Search code examples
rmachine-learninglightgbm

Error in data$update_params(params = params) : [LightGBM] [Fatal] Cannot change max_bin after constructed Dataset handle


I downloaded lightgbm package on RStudio and trying to run a model with it. The script based on the Retip.

The function is this :

> fit.lightgbm
function (training, testing) 
{
  train <- as.matrix(training)
  test <- as.matrix(testing)
  coltrain <- ncol(train)
  coltest <- ncol(test)
  dtrain <- lightgbm::lgb.Dataset(train[, 2:coltrain], label = train[, 
                                                                     1])
  lightgbm::lgb.Dataset.construct(dtrain)
  dtest <- lightgbm::lgb.Dataset.create.valid(dtrain, test[,2:coltest], label = test[, 1])
  valids <- list(test = dtest)
  params <- list(objective = "regression", metric = "rmse")
  modelcv <- lightgbm::lgb.cv(params, dtrain, nrounds = 5000, 
                              nfold = 10, valids, verbose = 1, early_stopping_rounds = 1000, 
                              record = TRUE, eval_freq = 1L, stratified = TRUE, max_depth = 4, 
                              max_leaf = 20, max_bin = 50)
  best.iter <- modelcv$best_iter
  params <- list(objective = "regression_l2", metric = "rmse")
  model <- lightgbm::lgb.train(params, dtrain, nrounds = best.iter, 
                               valids, verbose = 0, early_stopping_rounds = 1000, record = TRUE, 
                               eval_freq = 1L, max_depth = 4, max_leaf = 20, max_bin = 50)
  print(paste0("End training"))
  return(model)
}

However when I'm trying to run the function as in the Retip

lightgbm <- fit.lightgbm(training,testing)
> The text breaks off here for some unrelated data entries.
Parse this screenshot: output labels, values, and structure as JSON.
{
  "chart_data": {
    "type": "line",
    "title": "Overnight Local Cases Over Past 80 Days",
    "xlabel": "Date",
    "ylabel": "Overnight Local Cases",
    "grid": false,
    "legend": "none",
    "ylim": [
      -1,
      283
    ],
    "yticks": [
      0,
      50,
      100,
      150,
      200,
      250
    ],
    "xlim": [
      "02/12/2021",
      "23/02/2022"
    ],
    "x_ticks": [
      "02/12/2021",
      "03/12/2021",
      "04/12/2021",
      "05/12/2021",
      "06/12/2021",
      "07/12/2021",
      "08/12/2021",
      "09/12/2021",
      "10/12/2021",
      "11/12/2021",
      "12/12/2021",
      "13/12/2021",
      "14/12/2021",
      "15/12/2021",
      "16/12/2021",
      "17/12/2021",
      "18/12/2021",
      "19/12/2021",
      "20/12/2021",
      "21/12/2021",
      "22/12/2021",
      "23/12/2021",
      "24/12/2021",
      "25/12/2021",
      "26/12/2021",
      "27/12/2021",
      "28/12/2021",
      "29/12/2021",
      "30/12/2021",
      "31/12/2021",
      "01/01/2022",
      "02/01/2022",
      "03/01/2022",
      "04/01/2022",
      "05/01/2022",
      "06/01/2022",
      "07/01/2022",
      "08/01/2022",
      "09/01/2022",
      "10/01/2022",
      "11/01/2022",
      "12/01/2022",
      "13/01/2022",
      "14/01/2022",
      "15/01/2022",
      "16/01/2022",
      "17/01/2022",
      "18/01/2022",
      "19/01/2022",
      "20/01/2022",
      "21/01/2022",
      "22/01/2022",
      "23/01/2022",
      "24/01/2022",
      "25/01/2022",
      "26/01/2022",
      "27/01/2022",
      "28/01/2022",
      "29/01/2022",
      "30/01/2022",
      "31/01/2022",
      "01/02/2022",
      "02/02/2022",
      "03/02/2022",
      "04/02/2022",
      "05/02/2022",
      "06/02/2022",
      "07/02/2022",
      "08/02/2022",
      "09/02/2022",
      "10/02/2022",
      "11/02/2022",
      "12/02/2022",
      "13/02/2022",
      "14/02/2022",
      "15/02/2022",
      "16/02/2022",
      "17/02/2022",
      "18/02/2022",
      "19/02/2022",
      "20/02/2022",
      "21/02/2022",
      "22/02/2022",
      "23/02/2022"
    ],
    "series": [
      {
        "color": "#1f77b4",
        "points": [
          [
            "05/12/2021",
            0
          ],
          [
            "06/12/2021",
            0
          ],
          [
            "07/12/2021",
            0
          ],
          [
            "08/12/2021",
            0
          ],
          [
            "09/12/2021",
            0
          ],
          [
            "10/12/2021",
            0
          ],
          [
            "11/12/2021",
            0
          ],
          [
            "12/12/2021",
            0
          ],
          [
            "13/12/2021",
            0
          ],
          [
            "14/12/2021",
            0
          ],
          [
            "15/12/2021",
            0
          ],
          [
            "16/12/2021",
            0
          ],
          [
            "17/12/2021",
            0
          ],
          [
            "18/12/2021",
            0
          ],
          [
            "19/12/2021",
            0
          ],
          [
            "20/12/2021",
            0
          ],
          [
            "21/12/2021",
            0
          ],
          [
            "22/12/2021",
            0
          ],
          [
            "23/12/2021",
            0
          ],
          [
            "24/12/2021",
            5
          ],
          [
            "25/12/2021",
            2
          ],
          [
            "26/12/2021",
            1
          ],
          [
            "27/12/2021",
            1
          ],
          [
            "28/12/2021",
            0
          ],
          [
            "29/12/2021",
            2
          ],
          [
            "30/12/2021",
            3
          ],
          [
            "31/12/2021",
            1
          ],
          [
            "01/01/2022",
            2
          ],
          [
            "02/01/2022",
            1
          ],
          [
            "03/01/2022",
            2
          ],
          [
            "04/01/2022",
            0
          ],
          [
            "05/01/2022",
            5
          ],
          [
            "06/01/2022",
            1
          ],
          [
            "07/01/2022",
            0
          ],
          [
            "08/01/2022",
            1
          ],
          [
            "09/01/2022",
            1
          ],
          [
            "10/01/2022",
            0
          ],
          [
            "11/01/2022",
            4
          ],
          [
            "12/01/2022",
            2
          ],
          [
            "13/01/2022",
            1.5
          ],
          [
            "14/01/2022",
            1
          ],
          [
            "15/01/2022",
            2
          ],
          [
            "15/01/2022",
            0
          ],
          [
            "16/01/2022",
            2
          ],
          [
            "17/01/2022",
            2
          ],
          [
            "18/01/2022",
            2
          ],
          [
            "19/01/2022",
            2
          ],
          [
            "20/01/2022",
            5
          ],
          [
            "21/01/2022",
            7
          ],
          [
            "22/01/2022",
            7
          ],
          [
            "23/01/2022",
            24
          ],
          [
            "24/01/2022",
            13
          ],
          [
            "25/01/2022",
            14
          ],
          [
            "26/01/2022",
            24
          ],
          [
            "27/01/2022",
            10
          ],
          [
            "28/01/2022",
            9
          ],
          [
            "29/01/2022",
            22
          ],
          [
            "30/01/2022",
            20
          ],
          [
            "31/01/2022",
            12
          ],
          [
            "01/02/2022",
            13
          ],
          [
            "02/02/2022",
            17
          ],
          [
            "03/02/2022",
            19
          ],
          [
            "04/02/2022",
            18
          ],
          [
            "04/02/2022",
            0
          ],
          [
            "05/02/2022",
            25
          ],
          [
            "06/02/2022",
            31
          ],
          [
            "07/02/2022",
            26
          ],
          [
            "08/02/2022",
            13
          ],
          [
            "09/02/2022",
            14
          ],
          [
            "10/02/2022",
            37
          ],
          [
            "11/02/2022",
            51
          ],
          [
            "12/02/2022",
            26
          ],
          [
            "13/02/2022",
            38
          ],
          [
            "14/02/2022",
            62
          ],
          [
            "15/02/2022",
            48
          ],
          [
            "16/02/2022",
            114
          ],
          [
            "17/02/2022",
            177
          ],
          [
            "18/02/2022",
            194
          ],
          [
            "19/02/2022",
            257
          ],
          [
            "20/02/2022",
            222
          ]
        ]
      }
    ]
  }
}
There is this Fatal Error:

Error in data$update_params(params = params) : 
  [LightGBM] [Fatal] Cannot change max_bin after constructed Dataset handle. 

Only when changing max_bin to max_bin=255 there is no error.

Went through documentation:

What is the right way for hyper parameter tuning for LightGBM classification? #1339

[Python] max_bin weird behaviour #1053

Any ideas\suggestions to what should be done?


Solution

  • This was cross-posted to https://github.com/microsoft/LightGBM/issues/4019 and has been answered there.

    Construction of the Dataset object in LightGBM handles some important pre-processing steps (see this prior answer) that happen before training, and none of the Dataset parameters can be changed after construction.

    Passing max_bin=50 into lgb.Dataset() instead of lgb.cv() / lgb.train() in the original post's code will result in successful training without this error.